According to Columbia University, narrative medicine “fortifies clinical practice with the narrative competence to recognize, absorb, metabolize, interpret, and be moved by the stories of illness.”
Although it seems like medicine and creative writing may have no similarities, the Narrative Medicine program at Baylor College of Medicine is proving otherwise. One of the ways the program is forging this connection is through an event called Off Script: Stories from the Heart of Medicine.
In the Q&A below, Dr. Ricardo Nuila, assistant professor of medicine at Baylor and a founding member of the Narrative Medicine program, discusses his interest in narrative medicine, how it can be used to help strengthen the link between healthcare providers and patients, and the Off Script event.
Q: How did you first learn about narrative medicine?
A: I’ve been interested in creative writing and literature since college. As a resident in internal medicine at Baylor, I began writing short stories. Then someone told me there was a field that combines creative writing with medicine. I did some research and found that Columbia University offered a Narrative Medicine program. I ended up going to one of their workshops and after that it seemed to be a good idea to build upon at Baylor.

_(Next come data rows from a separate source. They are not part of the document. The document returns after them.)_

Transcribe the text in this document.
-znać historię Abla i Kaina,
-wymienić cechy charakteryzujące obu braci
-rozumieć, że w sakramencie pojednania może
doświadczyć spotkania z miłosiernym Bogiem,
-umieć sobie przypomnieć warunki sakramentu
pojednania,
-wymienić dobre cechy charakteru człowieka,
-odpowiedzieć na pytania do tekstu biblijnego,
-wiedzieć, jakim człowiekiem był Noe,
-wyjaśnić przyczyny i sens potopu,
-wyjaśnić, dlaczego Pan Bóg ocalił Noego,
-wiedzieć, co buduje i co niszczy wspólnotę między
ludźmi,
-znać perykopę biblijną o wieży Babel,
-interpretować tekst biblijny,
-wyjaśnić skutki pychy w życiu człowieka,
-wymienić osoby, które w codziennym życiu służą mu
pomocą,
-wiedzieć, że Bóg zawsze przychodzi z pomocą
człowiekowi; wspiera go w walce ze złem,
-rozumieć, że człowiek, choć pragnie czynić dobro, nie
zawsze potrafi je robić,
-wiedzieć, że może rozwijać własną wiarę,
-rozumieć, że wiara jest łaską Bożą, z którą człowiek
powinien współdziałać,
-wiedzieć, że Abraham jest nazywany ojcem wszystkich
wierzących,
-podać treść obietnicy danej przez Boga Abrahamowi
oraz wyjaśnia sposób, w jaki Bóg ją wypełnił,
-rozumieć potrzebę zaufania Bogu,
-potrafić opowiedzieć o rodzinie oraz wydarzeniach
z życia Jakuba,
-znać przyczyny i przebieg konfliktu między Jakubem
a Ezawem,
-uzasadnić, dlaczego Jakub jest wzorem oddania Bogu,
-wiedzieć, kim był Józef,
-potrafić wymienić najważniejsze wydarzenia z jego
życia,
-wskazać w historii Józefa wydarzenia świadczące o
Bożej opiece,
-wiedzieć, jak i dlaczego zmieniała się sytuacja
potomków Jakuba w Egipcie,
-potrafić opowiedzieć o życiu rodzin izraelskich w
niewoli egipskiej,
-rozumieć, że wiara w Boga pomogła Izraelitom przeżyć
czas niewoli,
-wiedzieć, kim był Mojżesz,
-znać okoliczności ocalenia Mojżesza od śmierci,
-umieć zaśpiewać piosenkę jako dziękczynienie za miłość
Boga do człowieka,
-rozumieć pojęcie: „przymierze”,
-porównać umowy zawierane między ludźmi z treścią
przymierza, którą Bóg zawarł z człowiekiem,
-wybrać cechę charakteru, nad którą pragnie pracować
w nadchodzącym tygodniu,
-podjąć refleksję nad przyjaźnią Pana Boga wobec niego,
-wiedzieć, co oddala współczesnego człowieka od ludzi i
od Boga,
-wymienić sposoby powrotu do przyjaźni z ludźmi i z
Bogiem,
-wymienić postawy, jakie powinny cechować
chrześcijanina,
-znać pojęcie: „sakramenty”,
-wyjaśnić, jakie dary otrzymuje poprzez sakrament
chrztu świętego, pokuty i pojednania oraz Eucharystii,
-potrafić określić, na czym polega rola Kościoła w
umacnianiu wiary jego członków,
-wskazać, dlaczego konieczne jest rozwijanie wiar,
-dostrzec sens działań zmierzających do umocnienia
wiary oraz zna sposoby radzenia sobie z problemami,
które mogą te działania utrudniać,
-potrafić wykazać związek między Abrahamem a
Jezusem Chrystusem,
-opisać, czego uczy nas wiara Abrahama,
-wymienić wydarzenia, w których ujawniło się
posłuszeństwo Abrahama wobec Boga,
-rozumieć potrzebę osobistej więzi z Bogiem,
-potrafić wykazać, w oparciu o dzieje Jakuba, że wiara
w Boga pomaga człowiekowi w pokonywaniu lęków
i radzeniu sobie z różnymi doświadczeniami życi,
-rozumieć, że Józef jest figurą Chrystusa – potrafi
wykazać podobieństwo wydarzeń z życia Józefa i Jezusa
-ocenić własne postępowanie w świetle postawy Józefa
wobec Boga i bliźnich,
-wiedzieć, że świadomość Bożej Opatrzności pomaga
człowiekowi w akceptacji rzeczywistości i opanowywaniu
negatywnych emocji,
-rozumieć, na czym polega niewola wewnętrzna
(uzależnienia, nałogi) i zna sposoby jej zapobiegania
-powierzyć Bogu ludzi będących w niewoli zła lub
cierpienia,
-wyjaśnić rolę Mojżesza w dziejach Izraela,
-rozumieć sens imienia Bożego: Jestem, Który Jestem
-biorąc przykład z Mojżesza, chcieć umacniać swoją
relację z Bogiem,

Q: How has the Narrative Medicine program at Baylor evolved?
A: We are still growing but now we are part of the Center for Medical Ethics and Health Policy. A lot of the program’s growth at the beginning came from word-of-mouth. It began as a group of like-minded colleagues, and then it became something that interested other people.
Q: How do you educate health professionals through the Narrative Medicine program?
A: We put on skill-building workshops at different levels. A typical workshop would be a noontime lecture where we hand out a short piece of literature such as “Indian Camp” by Ernest Hemingway. After participants read the story, they write something according to a prompt we give them. We then have a discussion tailored around a medical topic. Discussing stories is not just for fun, it helps increase analysis and communication, skills that everybody can benefit from.
Q: How does narrative medicine help promote a more holistic understanding of patients?
A: Narrative medicine is about storytelling and respecting complex stories. For instance, when I talk to a patient, I’m looking at a lot of details about that patient separate from what he or she might say. A hat, or how he or she is dressed, word use, an accent– all of these things are data points in your head that help you shape this person’s story. This process can also help with planning for possible hindrances the patient might face once they leave the hospital so you may be able to bypass them.
Q: How can storytelling help physicians be more thorough and empathetic?
A: When I think of someone in story terms, I become more interested in his or her life and I find myself learning from the patient. It’s not uncommon for me to ask patients questions like, “What part of Texas or Mexico are you from?” or “How did you get here?” When I take in all of those data points and I can see more of the patient’s story, I understand them better.
Storytelling also helps me develop a better ear for how a patient speaks, which can tell me what kinds of words to utilize to convey the message. I want patients to be engaged with me so I am aware of how I’m using my words.
Q: Can you tell me more about Off Script: Stories from the Heart of Medicine?
A: Off Script is one of our community outreach programs. I would describe it as a medical storytelling event. As a medical student and resident here at Baylor, I would see doctors, nurses and physician’s assistants all huddled up telling stories about their experiences. The Off Script event is a chance for us to cultivate these stories.
For this Off Script event, the topic is “Scrubbed.” Stories are accepted through submissions so that we can help develop them. We work alongside writers to improve storytelling, writing technique, and delivery. We want each story to resonate with the audience.
Off Script takes place from 5:30 to 6:30 p.m. on Wednesday, June 14 at the UT McGovern Medical School, room MSB 2.135. The event is free and open to the public.